06/3/2014
The beverage industry has benefited from a wide range of new product marking techniques in recent years, helping them to deliver more engaging packaging and other information to their customers through their bottles’ design.
In 2013 especially, the beverage bottle segment was dominated by one major trend; customisation. Not only can the brand name be printed onto the surface of a bottle now, but even etched directly into its surface. Sometimes unique codes were even added onto bottles just to enhance the ‘unique’ brand experience for the customer, as seen with the Pernod Ricard Group’s “Absolut Unique” line last year.
Unique codes on glass bottles can easily be created through a wide range of product marking machinery.
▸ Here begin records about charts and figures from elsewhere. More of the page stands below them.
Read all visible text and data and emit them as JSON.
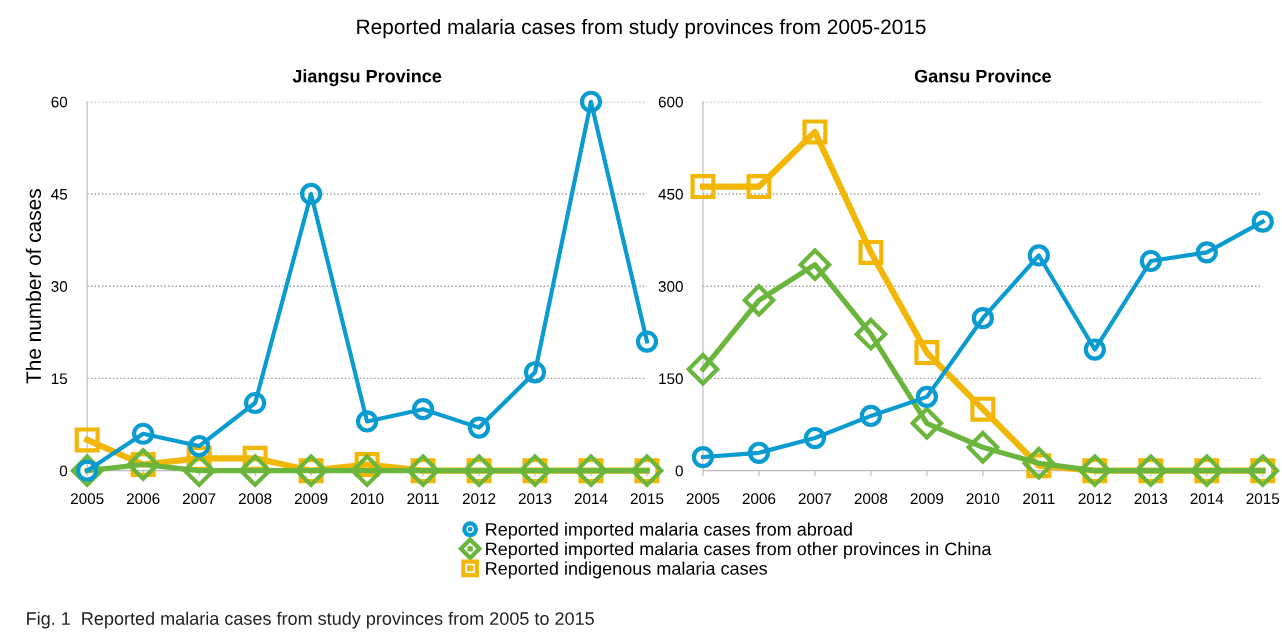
{
  "chart_data": [
    {
      "type": "line",
      "title": "Jiangsu Province",
      "ylabel": "The number of cases",
      "categories": [
        "2005",
        "2006",
        "2007",
        "2008",
        "2009",
        "2010",
        "2011",
        "2012",
        "2013",
        "2014",
        "2015"
      ],
      "ylim": [
        0,
        60
      ],
      "yticks": [
        0,
        15,
        30,
        45,
        60
      ],
      "grid": "y",
      "legend": "bottom",
      "line_style": "solid",
      "annotations": [
        "Reported malaria cases from study provinces from 2005-2015",
        "Fig. 1  Reported malaria cases from study provinces from 2005 to 2015"
      ],
      "series": [
        {
          "name": "Reported imported malaria cases from abroad",
          "color": "#0a9bd0",
          "marker": "circle",
          "values": [
            0,
            6,
            4,
            11,
            45,
            8,
            10,
            7,
            16,
            60,
            21
          ]
        },
        {
          "name": "Reported imported malaria cases from other provinces in China",
          "color": "#6ab53c",
          "marker": "diamond",
          "values": [
            0,
            1,
            0,
            0,
            0,
            0,
            0,
            0,
            0,
            0,
            0
          ]
        },
        {
          "name": "Reported indigenous malaria cases",
          "color": "#f2b705",
          "marker": "square",
          "values": [
            5,
            1,
            2,
            2,
            0,
            1,
            0,
            0,
            0,
            0,
            0
          ]
        }
      ]
    },
    {
      "type": "line",
      "title": "Gansu Province",
      "categories": [
        "2005",
        "2006",
        "2007",
        "2008",
        "2009",
        "2010",
        "2011",
        "2012",
        "2013",
        "2014",
        "2015"
      ],
      "ylim": [
        0,
        600
      ],
      "yticks": [
        0,
        150,
        300,
        450,
        600
      ],
      "grid": "y",
      "legend": "bottom",
      "line_style": "solid",
      "series": [
        {
          "name": "Reported imported malaria cases from abroad",
          "color": "#0a9bd0",
          "marker": "circle",
          "values": [
            22,
            29,
            53,
            89,
            120,
            248,
            350,
            197,
            341,
            355,
            405
          ]
        },
        {
          "name": "Reported imported malaria cases from other provinces in China",
          "color": "#6ab53c",
          "marker": "diamond",
          "values": [
            165,
            277,
            335,
            222,
            77,
            38,
            12,
            0,
            0,
            0,
            0
          ]
        },
        {
          "name": "Reported indigenous malaria cases",
          "color": "#f2b705",
          "marker": "square",
          "values": [
            462,
            462,
            551,
            355,
            192,
            100,
            8,
            0,
            0,
            0,
            0
          ]
        }
      ]
    }
  ]
}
For example, adhesive inks from a Continuous Ink Jet printer or the use of a laser coder can help brands to generate these indelible marks on their products.
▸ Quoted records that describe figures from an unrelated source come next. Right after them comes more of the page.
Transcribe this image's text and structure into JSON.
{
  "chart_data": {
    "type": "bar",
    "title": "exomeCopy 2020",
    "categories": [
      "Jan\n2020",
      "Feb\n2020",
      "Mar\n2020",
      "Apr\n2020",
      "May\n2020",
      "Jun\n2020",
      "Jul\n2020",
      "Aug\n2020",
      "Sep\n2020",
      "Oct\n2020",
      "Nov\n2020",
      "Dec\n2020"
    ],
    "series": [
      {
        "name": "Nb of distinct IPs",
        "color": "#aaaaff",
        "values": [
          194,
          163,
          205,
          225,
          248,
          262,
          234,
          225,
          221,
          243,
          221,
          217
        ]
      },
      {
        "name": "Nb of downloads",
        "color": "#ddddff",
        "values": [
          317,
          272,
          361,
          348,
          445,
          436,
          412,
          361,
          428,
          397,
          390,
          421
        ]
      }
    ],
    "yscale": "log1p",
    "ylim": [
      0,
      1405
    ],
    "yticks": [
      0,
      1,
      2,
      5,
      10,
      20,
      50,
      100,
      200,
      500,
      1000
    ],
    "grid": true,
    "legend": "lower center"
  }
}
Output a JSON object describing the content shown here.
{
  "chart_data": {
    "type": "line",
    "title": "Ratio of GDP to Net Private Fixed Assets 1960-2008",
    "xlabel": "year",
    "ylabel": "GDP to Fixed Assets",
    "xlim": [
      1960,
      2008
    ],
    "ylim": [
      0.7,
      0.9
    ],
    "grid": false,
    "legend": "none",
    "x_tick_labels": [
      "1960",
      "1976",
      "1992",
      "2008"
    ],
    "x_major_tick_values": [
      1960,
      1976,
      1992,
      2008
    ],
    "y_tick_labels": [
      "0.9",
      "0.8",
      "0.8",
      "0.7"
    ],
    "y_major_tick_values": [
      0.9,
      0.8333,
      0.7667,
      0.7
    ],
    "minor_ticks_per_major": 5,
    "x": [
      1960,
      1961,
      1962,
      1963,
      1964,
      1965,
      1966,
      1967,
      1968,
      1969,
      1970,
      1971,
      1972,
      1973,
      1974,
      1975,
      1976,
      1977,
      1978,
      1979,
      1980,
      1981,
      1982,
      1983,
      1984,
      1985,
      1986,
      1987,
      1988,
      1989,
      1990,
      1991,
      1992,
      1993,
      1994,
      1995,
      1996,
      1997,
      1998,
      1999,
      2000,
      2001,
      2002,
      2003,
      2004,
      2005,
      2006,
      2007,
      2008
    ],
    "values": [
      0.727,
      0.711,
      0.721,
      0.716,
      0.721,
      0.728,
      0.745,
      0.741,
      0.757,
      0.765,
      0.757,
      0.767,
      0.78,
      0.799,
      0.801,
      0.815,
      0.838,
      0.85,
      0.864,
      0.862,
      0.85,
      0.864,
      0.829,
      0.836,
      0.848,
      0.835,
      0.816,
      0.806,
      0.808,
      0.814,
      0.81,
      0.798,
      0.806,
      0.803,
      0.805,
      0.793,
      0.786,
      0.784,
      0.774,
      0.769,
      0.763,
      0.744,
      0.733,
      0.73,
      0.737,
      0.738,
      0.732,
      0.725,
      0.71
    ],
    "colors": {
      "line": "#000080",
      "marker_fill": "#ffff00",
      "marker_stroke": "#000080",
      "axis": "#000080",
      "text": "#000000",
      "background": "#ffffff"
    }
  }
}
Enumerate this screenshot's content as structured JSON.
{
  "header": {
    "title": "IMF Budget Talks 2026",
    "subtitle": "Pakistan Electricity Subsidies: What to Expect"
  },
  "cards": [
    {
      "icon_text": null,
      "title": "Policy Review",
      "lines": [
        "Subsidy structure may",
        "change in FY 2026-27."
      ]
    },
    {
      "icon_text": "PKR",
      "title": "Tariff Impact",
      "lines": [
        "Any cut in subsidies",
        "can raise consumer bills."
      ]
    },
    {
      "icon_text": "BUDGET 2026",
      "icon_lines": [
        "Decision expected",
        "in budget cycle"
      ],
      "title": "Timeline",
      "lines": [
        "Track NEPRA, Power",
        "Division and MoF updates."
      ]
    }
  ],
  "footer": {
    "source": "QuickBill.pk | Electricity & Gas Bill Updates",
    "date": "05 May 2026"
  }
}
Delivering information on packaging
However, bottle coding machines also need to deliver more complex codes for beverage brands as customers look to discover even more information from their packaging. Data Matrix codes deliver encoded data to a customer through technology like QR coding, which enables anyone who scans the item to discover more about what they are drinking or even enter competitions.
As a variation of a barcode, the QR code enables those in the beverage industry and elsewhere to direct their customers to further information on recipes, a brand history, or whatever they might want to promote to the reader. This therefore enhances the product experience for the customer through a small but meaningful addition. QR codes are so versatile that they are even being used by Pernod Ricard as a security measure to stop their products being counterfeited.
Keeping up with complex packaging design
It is essential that coding machines can keep up with the fast pace of the beverage industry that wants to deliver the most up to date codes. Developments in packaging design such as those seen throughout 2013, not only with Pernod Ricard’s “Absolut Unique” campaign, but also with Coca Cola’s named cans and bottles mean that bottlers have to adjust quickly to a wide variety of requirements.
Coding machines need to be able to mark not just primary, but also secondary and on-shelf packaging with what can be very short notice. Therefore, having future-proof coders on a production line that is able to integrate many different add-ons at any time is a real must in order to react effectively to these variable demands.